I hate home schooling too. We’ve both worked FT throughout- it’s been a complete nightmare with no time to do anything else (‘d love to laze in garden/ do gardening/ home improvements- we’ve not had time).

But we did go to Cornwall for the weekend - we were very mindful of social distancing - it did feel like a bit of normality.
Sorry about your job @SengaStrawberry

Pomegranatepompom · 17/07/2020 08:13

Oh o went shopping yesterday - didn’t have to queue anywhere. Got a takeaway coffee - I’m going to try and do something ever week. I was feeling so down. Feel a bit better today.
What will really lift my mood is being able to get my eyebrows threaded 😳

OverTheRainbow88 · 17/07/2020 08:15

Sorry you are all struggling, it’s a bloody shitty and tough time. Hopefully we are over the worst and heading in the right direction 😊

megletthesecond · 17/07/2020 08:52

Cried on the way to my supermarket collection this morning. In normal times we only drive that way when we're heading West to family and and the sea. Which is at least once a month.
That ain't happening until late next spring is it.

I've tried to put it in 4 month blocks. 4 months to Nov to prepare for winter. Then 4 months out the other side.

CeeJay81 · 17/07/2020 08:58

I'm really struggling atm cause where most people are able to go and enjoy, days out etc we can't. We don't drive, so if we want to go anywhere we have to deal with public transport, which is no fun atm. So I feel trapped and unable to go further than the local town. All my family lives several hours away by train and God knows when I'll feel comfortable with the journey to see them ☹️.

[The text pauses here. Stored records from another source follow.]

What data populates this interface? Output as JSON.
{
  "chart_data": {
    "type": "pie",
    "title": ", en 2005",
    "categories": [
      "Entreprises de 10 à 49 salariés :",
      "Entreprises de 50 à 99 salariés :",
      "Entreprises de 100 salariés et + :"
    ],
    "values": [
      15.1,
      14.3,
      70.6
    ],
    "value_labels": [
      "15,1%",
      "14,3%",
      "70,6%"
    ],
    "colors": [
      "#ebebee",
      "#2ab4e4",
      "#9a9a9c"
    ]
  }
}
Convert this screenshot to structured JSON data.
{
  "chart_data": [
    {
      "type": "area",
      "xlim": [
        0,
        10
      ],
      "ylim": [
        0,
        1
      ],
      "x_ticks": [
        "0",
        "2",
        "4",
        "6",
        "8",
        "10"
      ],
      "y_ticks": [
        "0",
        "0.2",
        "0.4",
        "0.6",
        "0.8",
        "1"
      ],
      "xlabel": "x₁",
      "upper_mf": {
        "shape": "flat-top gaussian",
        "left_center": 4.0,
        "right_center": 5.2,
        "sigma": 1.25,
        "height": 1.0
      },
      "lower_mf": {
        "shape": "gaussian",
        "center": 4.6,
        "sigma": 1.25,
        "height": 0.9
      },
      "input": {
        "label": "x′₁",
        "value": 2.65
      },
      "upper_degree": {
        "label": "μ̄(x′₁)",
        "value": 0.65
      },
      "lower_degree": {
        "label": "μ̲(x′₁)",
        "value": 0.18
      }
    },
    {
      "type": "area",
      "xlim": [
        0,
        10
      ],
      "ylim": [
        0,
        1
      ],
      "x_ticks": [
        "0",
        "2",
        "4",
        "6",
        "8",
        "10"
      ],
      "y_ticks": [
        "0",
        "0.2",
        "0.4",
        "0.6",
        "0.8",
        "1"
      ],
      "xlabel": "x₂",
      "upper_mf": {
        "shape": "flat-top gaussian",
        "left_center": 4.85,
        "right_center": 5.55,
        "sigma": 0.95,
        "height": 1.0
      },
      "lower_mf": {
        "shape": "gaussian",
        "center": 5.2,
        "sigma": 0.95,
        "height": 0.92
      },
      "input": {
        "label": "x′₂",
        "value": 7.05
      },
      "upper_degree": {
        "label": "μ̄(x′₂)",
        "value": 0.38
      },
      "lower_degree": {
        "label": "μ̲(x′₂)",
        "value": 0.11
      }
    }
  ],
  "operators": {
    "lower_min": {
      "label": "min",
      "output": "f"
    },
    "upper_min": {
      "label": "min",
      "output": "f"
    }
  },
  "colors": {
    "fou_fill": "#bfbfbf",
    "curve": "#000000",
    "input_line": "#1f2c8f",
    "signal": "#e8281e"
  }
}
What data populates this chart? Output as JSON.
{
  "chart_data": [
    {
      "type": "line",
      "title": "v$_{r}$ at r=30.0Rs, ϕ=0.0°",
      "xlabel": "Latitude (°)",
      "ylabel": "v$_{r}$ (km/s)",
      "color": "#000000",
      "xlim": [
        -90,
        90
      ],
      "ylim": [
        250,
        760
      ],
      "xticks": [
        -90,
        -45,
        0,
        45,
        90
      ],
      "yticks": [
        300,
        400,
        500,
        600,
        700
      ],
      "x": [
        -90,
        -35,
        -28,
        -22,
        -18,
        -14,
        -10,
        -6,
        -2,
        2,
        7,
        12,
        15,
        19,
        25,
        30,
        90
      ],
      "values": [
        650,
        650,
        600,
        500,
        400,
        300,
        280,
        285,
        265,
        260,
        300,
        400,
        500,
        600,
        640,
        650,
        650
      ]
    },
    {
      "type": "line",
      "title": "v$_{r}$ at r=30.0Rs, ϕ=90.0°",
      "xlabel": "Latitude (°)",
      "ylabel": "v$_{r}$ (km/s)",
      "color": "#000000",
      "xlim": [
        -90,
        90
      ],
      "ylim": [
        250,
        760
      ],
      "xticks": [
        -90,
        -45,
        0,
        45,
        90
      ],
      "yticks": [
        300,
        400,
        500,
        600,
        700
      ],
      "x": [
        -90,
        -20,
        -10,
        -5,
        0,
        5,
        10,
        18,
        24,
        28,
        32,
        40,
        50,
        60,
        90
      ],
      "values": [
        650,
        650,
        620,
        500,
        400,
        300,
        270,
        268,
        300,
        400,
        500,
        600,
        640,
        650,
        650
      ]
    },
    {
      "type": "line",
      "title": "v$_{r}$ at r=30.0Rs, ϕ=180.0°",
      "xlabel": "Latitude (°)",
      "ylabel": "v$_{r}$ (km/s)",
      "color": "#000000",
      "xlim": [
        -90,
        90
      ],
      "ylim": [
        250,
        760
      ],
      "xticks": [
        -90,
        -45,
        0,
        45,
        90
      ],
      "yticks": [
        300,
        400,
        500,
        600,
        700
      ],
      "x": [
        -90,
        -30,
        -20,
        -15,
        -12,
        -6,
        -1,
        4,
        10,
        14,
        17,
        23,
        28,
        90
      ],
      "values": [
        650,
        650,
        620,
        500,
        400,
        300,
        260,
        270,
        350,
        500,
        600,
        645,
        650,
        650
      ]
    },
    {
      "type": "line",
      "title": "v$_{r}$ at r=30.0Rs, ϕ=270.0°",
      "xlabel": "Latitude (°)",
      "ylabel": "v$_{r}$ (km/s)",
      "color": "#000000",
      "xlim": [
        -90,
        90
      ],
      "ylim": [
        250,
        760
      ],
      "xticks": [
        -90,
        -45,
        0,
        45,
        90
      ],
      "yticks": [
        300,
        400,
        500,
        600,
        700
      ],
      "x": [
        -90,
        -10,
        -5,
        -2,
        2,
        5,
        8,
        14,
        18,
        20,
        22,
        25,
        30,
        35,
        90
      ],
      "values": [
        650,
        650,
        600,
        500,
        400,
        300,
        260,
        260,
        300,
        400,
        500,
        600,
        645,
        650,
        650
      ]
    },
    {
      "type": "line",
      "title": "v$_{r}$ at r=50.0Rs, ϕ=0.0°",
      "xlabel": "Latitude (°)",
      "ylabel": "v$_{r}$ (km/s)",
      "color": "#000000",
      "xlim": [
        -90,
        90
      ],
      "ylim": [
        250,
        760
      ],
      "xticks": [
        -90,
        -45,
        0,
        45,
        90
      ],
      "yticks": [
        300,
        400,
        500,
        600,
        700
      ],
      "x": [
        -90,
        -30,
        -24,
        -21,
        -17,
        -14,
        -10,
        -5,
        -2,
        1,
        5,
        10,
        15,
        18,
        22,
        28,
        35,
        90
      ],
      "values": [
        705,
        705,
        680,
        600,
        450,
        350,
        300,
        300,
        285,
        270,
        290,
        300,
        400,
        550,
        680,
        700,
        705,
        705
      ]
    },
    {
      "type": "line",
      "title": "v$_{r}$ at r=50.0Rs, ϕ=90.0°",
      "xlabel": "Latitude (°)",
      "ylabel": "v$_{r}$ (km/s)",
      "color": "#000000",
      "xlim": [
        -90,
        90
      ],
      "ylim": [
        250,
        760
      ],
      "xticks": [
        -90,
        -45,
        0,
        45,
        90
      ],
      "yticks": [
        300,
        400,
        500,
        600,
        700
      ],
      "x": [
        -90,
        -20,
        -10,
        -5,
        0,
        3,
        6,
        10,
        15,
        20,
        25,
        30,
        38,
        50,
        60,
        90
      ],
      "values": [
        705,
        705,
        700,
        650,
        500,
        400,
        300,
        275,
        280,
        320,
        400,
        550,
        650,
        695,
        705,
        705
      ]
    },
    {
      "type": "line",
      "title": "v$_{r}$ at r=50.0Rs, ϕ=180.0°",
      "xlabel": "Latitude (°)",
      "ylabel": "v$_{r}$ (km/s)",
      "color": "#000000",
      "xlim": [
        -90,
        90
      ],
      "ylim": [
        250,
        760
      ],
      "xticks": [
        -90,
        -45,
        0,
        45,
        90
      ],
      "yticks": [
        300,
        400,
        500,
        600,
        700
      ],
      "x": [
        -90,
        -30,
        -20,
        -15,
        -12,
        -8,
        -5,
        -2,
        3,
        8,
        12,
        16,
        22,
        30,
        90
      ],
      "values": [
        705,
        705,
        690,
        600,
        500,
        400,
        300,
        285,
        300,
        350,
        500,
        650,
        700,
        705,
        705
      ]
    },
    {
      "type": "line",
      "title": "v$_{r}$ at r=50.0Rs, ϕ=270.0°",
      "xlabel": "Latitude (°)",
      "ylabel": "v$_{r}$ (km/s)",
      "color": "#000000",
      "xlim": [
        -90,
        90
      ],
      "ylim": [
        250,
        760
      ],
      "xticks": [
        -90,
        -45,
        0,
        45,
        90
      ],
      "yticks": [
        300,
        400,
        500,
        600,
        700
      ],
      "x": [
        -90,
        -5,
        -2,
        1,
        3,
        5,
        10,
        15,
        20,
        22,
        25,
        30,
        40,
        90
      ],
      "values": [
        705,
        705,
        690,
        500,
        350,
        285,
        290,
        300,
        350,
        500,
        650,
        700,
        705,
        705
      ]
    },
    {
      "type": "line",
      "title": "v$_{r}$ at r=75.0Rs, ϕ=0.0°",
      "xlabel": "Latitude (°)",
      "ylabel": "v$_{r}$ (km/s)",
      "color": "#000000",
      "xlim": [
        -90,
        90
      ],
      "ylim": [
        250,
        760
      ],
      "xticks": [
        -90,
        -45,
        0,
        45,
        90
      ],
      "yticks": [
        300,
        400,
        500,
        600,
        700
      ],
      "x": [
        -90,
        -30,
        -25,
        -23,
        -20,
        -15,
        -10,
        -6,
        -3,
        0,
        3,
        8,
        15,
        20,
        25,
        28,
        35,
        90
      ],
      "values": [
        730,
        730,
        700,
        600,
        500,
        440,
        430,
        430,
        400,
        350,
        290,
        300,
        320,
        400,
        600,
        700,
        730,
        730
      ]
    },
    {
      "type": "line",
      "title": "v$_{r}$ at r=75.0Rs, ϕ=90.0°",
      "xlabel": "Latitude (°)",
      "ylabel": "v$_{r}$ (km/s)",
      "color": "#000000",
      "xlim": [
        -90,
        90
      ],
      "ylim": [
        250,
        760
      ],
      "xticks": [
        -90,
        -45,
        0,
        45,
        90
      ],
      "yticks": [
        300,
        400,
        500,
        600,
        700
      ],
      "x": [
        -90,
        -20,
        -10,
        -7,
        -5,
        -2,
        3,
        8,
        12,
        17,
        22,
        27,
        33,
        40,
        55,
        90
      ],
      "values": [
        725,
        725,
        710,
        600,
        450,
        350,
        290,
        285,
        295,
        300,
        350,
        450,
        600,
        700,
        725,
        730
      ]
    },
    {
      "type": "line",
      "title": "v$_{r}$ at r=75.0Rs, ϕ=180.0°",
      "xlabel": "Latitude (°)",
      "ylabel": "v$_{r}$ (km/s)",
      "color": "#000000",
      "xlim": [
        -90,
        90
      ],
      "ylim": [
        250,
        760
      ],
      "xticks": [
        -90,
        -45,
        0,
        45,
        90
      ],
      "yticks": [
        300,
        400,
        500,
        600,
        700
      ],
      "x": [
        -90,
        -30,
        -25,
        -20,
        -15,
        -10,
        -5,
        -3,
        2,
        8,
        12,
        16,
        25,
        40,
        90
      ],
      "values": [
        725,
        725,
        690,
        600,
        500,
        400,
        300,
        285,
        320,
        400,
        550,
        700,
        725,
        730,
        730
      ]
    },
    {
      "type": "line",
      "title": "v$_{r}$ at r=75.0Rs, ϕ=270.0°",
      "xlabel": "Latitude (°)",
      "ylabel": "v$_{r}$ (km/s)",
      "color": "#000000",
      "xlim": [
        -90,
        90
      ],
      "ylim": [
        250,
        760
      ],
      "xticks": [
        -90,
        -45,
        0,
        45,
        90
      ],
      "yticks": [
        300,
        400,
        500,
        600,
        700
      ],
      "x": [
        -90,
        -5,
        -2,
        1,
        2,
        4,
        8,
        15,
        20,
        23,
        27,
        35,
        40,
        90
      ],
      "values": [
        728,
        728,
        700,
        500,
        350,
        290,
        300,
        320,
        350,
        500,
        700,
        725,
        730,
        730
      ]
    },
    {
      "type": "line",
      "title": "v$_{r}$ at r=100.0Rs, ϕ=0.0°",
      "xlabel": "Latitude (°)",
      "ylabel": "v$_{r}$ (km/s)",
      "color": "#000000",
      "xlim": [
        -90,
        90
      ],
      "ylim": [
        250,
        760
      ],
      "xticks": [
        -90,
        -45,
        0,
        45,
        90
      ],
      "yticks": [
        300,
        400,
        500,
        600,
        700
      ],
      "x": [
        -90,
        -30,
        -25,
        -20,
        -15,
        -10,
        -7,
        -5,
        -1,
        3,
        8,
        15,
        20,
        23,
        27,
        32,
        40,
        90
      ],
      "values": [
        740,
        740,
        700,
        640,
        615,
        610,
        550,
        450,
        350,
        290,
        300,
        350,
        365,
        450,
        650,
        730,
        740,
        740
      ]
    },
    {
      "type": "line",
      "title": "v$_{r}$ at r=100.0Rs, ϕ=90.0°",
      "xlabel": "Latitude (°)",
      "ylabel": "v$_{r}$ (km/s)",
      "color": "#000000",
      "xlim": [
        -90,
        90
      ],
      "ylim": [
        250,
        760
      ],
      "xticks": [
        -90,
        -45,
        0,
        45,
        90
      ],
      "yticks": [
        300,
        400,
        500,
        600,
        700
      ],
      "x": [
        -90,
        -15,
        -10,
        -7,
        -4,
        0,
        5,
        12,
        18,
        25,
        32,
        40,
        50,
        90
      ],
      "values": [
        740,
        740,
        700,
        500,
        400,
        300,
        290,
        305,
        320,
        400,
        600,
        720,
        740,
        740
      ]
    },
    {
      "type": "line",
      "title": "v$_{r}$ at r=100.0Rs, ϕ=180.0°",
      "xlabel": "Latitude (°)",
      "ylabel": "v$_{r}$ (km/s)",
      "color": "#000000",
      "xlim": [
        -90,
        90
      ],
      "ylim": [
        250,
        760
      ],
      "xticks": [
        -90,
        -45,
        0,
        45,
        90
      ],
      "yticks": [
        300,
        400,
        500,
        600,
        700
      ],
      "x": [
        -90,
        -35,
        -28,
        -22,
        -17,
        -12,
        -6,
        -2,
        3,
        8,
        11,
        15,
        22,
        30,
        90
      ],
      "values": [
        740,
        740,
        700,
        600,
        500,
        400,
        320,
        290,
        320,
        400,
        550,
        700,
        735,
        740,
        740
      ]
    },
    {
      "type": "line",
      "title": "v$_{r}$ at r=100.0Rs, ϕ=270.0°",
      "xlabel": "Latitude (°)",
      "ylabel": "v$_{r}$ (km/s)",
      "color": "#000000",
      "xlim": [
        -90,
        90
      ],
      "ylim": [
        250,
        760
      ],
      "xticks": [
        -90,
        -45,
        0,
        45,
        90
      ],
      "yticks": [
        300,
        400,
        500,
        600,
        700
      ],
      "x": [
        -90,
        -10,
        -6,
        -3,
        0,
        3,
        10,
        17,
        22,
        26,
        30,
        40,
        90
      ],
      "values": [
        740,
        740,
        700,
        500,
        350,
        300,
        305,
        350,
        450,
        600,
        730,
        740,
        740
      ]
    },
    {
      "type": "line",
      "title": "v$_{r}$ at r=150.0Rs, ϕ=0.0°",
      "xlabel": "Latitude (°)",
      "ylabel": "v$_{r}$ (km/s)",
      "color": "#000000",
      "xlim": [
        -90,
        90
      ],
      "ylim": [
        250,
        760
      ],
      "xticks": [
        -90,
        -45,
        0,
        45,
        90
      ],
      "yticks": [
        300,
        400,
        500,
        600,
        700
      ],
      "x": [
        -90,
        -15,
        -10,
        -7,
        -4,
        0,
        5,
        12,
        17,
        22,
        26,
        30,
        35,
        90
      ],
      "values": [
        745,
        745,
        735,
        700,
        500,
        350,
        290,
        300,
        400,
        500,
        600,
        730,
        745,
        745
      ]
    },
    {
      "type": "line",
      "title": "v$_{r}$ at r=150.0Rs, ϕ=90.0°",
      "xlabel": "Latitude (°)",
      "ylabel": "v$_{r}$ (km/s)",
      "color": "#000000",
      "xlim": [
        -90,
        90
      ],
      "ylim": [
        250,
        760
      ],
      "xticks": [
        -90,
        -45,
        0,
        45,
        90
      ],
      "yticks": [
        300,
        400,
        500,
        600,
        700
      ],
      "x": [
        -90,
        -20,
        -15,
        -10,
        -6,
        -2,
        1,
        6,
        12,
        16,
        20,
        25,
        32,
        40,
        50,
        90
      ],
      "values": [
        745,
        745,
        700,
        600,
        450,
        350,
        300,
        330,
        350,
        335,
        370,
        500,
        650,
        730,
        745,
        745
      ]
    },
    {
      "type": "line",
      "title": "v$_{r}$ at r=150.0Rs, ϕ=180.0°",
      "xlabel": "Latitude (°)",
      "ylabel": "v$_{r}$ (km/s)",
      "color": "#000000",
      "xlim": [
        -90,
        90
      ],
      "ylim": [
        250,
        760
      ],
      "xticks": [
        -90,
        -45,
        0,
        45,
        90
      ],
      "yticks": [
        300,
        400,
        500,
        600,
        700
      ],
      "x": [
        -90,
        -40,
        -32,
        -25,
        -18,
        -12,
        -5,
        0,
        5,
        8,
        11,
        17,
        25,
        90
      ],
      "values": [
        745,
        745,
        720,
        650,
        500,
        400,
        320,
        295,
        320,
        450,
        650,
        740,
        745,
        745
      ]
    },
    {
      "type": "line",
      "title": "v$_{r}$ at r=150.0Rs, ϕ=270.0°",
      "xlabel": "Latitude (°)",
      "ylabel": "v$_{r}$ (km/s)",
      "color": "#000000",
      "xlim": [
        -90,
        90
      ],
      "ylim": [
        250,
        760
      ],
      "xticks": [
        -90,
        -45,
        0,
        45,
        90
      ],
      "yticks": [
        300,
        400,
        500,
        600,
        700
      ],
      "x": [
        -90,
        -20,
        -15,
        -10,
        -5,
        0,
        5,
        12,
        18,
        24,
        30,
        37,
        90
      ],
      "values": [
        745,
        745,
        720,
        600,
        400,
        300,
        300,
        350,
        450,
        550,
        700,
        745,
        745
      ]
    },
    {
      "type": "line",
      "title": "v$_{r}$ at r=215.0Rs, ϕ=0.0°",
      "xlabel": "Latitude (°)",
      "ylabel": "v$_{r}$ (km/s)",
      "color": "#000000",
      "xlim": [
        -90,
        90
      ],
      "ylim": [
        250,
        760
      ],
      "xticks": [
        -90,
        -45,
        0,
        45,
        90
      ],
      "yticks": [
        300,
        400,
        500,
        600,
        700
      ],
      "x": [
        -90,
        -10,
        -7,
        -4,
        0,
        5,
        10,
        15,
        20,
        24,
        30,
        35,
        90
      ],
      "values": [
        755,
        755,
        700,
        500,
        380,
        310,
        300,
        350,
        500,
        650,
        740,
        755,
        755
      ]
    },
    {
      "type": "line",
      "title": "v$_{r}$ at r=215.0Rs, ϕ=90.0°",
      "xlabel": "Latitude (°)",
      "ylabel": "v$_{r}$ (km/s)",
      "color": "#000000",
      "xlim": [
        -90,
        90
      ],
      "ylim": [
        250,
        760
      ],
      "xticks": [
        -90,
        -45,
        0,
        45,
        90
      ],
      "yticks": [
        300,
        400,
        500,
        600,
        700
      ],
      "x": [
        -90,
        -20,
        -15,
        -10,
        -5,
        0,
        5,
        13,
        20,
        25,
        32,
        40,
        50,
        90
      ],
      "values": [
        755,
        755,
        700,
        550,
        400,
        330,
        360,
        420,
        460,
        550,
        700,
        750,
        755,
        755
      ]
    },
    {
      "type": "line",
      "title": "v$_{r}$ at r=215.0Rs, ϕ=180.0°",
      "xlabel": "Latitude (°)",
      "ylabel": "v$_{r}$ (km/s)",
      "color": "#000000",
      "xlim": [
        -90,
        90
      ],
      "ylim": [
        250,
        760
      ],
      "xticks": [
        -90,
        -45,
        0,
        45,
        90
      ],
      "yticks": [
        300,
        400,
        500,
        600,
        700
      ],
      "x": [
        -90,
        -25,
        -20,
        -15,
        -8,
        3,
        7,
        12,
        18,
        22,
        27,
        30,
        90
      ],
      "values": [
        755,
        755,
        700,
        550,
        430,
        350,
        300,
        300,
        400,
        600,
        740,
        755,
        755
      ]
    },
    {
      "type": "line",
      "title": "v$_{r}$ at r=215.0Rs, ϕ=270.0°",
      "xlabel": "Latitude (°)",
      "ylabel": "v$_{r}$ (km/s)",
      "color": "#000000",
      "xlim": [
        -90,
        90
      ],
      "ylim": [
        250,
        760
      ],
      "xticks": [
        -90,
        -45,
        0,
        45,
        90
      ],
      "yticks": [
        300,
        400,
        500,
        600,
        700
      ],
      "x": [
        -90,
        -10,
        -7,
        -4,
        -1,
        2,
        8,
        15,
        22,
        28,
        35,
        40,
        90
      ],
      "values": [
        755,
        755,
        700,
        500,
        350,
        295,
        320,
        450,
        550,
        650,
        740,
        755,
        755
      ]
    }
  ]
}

iamusuallybeingunreasonable · 17/07/2020 09:52

@CeeJay81

I'm really struggling atm cause where most people are able to go and enjoy, days out etc we can't. We don't drive, so if we want to go anywhere we have to deal with public transport, which is no fun atm. So I feel trapped and unable to go further than the local town. All my family lives several hours away by train and God knows when I'll feel comfortable with the journey to see them ☹️.
Same for us, but we do at least have car etc, what's stopping us from getting out and "making the most of it" as the sanctimonious like to put it, is working such a stressful job throughout this remotely whilst tandem home schooling, no local family, not much family at all really, and just being generally knackered.

Shopping was my one trip out a week, sans kids, now I had to wear a fucking mask, which for some odd reason isn't tipping point, because the general public have been addled by the media!!